Key Points:
Being burned is probably the best way to learn things, and, having launched a lot of sites, I've also been burned a lot. So hopefully this little blog post can avoid some problems for others. Obviously if you have a small, new site, then your approach to launching a site can be very casual. But, especially if you are launching a prominent site, "flipping the switch" on a part of your site that's moved to a new platform, and / or need to launch a site precisely down to the minute, then you need to be a bit more coordinated.
If I were to give just one piece of advice: do as little as possible during the actual launch.
This sounds obvious, but I'm amazed at how much last minute tweaking teams are often assuming for their launch. Let's say you're shooting for a noon GMT site launch and the launch will be on a brand new platform that you've migrated to. The approach perhaps taken the most often? Lump everything into the final hours before the site is launched, and then end up needing to jettison functionality and / or quality at the very last minute.
Another approach would be to take steps such that the only thing you have to do is at noon GMT to change the DNS entry, so you're literally flipping one switch at the end. Again, this sounds completely obvious but is usually overlooked. What are some ways to pull this off?
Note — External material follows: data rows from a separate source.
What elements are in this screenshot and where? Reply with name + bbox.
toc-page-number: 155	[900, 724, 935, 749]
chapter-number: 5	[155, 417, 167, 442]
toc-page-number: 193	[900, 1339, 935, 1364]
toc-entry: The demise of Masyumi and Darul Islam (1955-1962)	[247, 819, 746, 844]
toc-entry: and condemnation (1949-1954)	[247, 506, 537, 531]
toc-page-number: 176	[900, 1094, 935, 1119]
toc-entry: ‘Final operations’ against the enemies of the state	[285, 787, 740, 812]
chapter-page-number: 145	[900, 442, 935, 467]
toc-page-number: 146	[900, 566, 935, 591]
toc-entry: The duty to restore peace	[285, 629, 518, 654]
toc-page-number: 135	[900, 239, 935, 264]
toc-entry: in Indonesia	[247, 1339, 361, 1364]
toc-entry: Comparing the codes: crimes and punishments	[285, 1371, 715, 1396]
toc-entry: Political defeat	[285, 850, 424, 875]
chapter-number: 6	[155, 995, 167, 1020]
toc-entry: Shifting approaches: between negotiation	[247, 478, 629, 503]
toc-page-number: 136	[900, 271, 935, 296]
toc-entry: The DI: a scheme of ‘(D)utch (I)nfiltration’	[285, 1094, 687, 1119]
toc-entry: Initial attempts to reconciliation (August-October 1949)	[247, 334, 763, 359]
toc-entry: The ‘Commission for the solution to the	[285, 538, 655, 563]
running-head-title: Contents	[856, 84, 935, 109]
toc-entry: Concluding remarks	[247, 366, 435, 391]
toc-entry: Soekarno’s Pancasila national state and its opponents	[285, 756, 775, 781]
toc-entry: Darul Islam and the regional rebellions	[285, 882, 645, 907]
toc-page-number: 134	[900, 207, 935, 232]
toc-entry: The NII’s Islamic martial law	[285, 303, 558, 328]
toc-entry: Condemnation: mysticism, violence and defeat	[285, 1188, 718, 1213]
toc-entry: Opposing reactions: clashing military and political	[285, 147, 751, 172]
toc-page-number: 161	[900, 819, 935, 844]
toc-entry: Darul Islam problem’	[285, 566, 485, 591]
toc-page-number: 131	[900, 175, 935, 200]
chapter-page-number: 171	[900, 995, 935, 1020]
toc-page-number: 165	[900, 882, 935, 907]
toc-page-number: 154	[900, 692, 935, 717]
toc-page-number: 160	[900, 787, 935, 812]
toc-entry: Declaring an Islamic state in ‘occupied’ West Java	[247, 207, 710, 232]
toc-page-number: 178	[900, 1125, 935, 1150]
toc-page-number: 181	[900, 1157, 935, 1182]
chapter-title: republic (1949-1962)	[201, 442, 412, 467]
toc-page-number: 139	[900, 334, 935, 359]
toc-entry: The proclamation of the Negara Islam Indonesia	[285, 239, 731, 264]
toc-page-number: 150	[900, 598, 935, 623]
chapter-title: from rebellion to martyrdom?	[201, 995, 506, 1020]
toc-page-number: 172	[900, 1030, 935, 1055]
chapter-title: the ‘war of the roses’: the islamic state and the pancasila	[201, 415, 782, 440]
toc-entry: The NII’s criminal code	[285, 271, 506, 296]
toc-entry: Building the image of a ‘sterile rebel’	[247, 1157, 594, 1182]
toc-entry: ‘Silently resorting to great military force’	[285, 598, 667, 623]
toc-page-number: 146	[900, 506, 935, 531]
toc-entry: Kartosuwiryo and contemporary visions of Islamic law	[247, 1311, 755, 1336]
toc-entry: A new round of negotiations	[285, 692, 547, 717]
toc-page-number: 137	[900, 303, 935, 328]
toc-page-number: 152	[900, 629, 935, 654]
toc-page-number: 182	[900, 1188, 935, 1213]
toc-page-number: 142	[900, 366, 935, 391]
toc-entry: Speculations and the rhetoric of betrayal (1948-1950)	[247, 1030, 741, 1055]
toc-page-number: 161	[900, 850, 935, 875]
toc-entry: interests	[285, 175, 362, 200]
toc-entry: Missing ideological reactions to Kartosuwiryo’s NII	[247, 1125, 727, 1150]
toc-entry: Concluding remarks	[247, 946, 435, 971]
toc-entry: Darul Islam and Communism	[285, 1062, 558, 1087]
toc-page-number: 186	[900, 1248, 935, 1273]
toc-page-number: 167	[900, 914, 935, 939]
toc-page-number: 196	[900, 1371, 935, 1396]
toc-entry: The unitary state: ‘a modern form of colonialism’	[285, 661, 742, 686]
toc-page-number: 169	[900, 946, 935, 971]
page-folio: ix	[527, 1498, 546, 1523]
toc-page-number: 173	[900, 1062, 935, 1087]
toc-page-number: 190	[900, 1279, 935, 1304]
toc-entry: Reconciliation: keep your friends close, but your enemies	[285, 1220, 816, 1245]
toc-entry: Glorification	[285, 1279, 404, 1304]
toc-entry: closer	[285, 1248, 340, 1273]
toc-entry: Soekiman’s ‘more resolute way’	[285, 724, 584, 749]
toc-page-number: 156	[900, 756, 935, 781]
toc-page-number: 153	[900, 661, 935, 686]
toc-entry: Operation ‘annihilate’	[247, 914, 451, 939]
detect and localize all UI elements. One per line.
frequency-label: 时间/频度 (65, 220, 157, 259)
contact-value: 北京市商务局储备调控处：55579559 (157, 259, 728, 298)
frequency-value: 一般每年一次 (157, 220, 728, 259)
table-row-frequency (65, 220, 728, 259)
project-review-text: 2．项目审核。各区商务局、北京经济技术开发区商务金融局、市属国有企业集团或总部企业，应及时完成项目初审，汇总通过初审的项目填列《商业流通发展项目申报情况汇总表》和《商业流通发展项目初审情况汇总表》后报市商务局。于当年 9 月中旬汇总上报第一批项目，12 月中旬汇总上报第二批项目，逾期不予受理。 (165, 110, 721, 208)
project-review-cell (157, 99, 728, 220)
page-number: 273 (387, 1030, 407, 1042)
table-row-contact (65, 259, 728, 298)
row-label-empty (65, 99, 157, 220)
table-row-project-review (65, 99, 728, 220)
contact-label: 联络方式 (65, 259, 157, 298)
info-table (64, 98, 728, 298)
- Concentrate heavily on the tasks that can occur days before (for example: freeze development, run the search index, migrate the latest comments and content, change the DNS TTL, do final end-to-end testing).
- Also you can focus on what tasks can be started hours before (final search indexing, migration, etc), perhaps by freezing new comments. Then you can do a final test just before launch, with all the content you're going to be starting up with.
What's a good way to see if you are in fact launching with a small to-do list? Conduct a thorough test of the site days before, and rigorously push on why certain features / content are not yet available for testing. This usually means something else needs to be done at the very end, and every last-minute task that needs to be completed increases your risk.